Text Analyzer Tools: Comparative Analysis
Posted Sunday, May 28, 2023
Text analyzer tools are used to get insights from unstructured text data. The most common uses include sentiment analysis and text classification, however, most text analyzer software can also be used for topic modeling, entity extraction, keyword research, and other applications.
Most text analysis tools make use of natural language processing (NLP) and machine learning (ML) algorithms to extract insights from text data. These algorithms are trained on large data sets (but not always as some algorithmically derived insights are also possible) and can be used to analyze any text data, including scientific research papers, social media posts, customer reviews, and other types of unstructured data.
As a result, such tools can derive valuable insights that help identify primary themes and emotions within any given text as well as extract the concepts and entities that it is talking about. This makes it an effective approach for a wide range of fields: from marketing and politics to literary studies and research.
In this article, we will review the most popular text analyzer tools, including InfraNodus, and compare them to one another.

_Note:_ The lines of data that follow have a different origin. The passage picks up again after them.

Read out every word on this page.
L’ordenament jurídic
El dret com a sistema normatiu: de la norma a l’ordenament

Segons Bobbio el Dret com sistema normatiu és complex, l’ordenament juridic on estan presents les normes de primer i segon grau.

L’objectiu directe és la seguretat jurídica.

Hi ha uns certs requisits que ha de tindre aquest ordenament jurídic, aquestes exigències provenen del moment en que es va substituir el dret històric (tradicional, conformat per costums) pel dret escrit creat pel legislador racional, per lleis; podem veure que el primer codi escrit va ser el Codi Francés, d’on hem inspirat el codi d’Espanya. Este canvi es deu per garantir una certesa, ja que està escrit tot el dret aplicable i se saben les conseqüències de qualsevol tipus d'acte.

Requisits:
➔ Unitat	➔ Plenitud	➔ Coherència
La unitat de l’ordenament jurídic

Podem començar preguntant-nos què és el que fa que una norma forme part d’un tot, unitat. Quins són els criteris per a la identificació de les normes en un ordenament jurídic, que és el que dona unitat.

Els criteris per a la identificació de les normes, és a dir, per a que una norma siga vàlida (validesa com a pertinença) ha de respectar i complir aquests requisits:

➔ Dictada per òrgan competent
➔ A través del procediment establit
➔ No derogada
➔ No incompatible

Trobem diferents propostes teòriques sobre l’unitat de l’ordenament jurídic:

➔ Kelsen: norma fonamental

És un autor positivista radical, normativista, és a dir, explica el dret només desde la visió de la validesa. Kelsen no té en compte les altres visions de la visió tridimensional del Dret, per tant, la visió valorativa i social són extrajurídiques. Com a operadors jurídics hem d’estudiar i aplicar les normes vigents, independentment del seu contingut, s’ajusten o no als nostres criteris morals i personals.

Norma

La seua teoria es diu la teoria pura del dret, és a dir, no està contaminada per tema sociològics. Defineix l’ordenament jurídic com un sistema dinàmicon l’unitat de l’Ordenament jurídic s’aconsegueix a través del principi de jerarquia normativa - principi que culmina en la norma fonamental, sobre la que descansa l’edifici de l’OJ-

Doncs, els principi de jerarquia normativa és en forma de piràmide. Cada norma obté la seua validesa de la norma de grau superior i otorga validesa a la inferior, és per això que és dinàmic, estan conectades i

Types of Text Analyzer Software
There are multiple types of text analyzer tools. Your choice will mainly depend on your programming skills and access to infrastructure.
1. Text analyzer platforms
If you want to start doing text analysis without any programming knowledge, text analyzer platforms can be an obvious choice. Most do not require any coding and provide cloud infrastructure to run your analysis. However, they are usually limited in terms of the types of analysis they can perform and the amount of data they can process. Most such tools offer graphical interfaces, which makes it easier to derive insights.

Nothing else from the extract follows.